The judgment of the district court is affirmed.
. The HONORABLE H. FRANKLIN WATERS, Chief Judge, United States District Court for the Western District of Arkansas.
. For cases involving Eighth Circuit institutions, see Dover Elevator Co. v. Arkansas State Univ., 64 F.3d 442, 446-47 (8th Cir.1995); Richmond v. Board of Regents of Univ. of Minn., 957 F.2d 595, 599 (8th Cir.1992); Sherman v. Curators of Univ. of Mo., 871 F.Supp. 344, 345 (W.D.Mo.1994); Van Pilsum v. Iowa State Univ. of Science and Tech., 863 F.Supp. 935, 937 (S.D.Iowa 1994); Assaad-Faltas v. University of Ark. for Medical Sciences, 708 F.Supp. 1026, 1030 (E.D.Ark.1989), aff'd, 902 F.2d 1572 (8th Cir.), cert. denied, 498 U.S. 905, 111 S.Ct. 271, 112 L.Ed.2d 227 (1990). A fact specific exception to the general rule is Kovats v. Rutgers, the State Univ., 822 F.2d 1303, 1307 (3d Cir.1987).
. See, e.g., Mitchell v. Los Angeles Community College Dist., 861 F.2d 198, 201-202 (9th Cir.1988), cert. denied, 490 U.S. 1081, 109 S.Ct. 2102, 104 L.Ed.2d 663 (1989); Goss v. San Jacinto Junior College, 588 F.2d 96, 98-99 (5th Cir.), modified on other grounds, 595 F.2d 1119 (5th Cir.1979); Korgich v. Regents of New Mexico Sch. of Mines, 582 F.2d 549, 551 (10th Cir.1978); Durrani v. Valdosta Technical Inst., 810 F.Supp. 301, 305 (M.D.Ga.1992), aff'd, 3 F.3d 443 (11th Cir.1993); Moche v. City Univ. of New York, 781 F.Supp. 160, 165-66 (E.D.N.Y.1992), aff'd, 999 F.2d 538 (2nd Cir.1993); Thomquest v. King, 626 F.Supp. 486, 488-89 (M.D.Fla.1985).
. Essentially, expenditures for land, buildings, and furniture and equipment. See § 6-61-501(2).
. "Operating expenses” include "funds devoted to or required for the regular or ordinary expense of the college, including administrative, maintenance, and salary expenses, but excluding capital outlay expenses, student activity expenses, and expense for intercollegiate athletics.” § 6-61-501(3) (Supp.1993); see also § 6-53-103(9) (Supp.1993).
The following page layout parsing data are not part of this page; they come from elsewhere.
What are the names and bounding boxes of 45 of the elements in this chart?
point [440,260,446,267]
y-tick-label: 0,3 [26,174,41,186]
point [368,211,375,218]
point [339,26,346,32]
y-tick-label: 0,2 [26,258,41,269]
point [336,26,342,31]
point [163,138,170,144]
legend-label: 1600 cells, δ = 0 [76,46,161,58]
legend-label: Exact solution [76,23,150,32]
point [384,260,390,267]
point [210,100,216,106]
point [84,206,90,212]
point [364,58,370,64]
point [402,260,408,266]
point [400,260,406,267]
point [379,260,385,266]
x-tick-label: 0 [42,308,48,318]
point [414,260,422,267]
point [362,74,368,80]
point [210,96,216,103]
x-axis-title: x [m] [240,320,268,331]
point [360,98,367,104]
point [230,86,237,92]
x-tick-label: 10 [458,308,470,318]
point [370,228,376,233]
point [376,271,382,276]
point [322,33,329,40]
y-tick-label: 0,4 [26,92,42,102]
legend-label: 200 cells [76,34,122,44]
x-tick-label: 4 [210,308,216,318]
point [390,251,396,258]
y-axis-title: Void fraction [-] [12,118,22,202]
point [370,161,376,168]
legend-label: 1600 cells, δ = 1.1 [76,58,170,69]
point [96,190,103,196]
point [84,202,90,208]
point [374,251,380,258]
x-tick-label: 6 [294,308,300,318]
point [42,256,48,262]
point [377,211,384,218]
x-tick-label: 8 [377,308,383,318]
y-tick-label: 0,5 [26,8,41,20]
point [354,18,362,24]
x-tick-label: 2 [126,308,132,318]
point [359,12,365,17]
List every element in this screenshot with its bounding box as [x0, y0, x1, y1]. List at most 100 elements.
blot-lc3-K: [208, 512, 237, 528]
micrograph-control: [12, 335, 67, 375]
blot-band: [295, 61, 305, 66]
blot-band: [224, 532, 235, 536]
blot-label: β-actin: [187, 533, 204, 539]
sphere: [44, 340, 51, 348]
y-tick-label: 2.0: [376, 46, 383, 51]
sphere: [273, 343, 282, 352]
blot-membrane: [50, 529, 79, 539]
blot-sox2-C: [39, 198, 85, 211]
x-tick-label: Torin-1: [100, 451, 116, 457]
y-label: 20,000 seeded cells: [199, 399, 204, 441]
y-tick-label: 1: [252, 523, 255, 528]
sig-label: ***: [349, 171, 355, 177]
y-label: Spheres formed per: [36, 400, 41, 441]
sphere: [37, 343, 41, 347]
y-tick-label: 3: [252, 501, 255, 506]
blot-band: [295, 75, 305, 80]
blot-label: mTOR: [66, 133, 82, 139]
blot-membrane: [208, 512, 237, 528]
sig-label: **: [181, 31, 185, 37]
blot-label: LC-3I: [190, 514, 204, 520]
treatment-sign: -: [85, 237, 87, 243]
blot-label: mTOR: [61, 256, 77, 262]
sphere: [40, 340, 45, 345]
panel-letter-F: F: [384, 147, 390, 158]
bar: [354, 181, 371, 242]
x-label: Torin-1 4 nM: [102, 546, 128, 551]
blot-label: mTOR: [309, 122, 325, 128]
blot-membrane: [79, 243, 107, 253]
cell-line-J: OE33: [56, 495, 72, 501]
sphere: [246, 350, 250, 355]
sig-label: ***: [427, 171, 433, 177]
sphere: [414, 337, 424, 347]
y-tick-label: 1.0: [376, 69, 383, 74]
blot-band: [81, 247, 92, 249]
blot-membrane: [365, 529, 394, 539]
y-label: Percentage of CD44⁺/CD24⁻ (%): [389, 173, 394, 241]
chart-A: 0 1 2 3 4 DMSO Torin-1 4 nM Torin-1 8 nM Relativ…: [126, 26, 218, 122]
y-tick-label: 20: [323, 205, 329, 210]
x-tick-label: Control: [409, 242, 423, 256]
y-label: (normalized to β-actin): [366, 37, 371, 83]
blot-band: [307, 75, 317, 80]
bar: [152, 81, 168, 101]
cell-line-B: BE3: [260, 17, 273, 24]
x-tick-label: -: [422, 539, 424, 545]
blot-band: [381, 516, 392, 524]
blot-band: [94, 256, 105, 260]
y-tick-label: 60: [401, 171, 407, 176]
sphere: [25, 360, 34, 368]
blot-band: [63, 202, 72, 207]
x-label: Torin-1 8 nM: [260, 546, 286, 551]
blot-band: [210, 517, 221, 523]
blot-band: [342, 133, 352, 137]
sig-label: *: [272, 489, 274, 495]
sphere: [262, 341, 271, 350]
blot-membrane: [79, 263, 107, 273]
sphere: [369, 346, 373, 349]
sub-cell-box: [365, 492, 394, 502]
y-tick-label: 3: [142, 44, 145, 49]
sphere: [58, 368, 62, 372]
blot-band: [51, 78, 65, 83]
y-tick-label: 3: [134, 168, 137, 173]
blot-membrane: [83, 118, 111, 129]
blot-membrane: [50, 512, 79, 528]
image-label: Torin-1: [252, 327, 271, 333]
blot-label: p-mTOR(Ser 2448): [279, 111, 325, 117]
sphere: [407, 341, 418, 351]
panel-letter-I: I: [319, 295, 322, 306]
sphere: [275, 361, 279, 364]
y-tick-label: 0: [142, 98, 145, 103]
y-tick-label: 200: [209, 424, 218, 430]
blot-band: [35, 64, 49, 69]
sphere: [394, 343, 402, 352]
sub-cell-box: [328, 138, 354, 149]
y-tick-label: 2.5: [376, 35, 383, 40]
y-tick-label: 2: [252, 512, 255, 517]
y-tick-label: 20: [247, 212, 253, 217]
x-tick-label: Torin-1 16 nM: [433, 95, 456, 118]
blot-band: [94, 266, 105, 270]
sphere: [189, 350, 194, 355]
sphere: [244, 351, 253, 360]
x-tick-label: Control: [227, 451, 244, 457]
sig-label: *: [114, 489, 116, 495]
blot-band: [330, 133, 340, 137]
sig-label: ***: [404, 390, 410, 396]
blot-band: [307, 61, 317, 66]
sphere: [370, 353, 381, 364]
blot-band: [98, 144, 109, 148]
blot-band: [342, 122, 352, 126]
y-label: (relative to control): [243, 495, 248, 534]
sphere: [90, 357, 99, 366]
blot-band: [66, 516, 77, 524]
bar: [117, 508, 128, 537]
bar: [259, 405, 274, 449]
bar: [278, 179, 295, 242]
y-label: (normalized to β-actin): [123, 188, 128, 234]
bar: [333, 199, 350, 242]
. Arkansas has also characterized NACTC as a “state agency” in other governmental contexts. For example, the Department of Finance and Administration determined that community colleges are state agencies for purposes of exempting them from taxation, and the Attorney General determined that they are state agencies that qualify for grants from the Natural and Cultural Resources Grants and Trust Fund.
. The total local tax that may be levied for community college purposes is ten miles. § 6-61-503(a).
. Accord Lewis v. Midwestern State Univ., 837 F.2d 197, 199 (5th Cir.), cert. denied, 488 U.S. 849, 109 S.Ct. 129, 102 L.Ed.2d 102 (1988); Van Pilsum, 863 F.Supp. at 937-38. Conversely, the inquiry cannot end with the fact that the State appropriates funds for a community college, because then most local school districts would also be Eleventh Amendment immune. See Mt. Healthy, 429 U.S. at 280, 97 S.Ct. at 572.
. For example, most local school districts do not enjoy Eleventh Amendment immunity because they are dependent on local taxes and controlled by local governmental entities, like cities and counties. However, California has chosen to structure its public education entities so that all have Eleventh Amendment immunity. See Belanger v. Madera Unified Sch. Dist., 963 F.2d 248, 251-52 (9th Cir.1992), cert. denied, 507 U.S. 919, 113 S.Ct. 1280, 122 L.Ed.2d 674 (1993).
. See Note, Clothing State Governmental Entities with Sovereign Immunity: Disarray in the Eleventh Amendment Arm-of-the State Doctrine, 92 Colum.L.Rev. 1243, 1291-96 (1992) (collecting cases).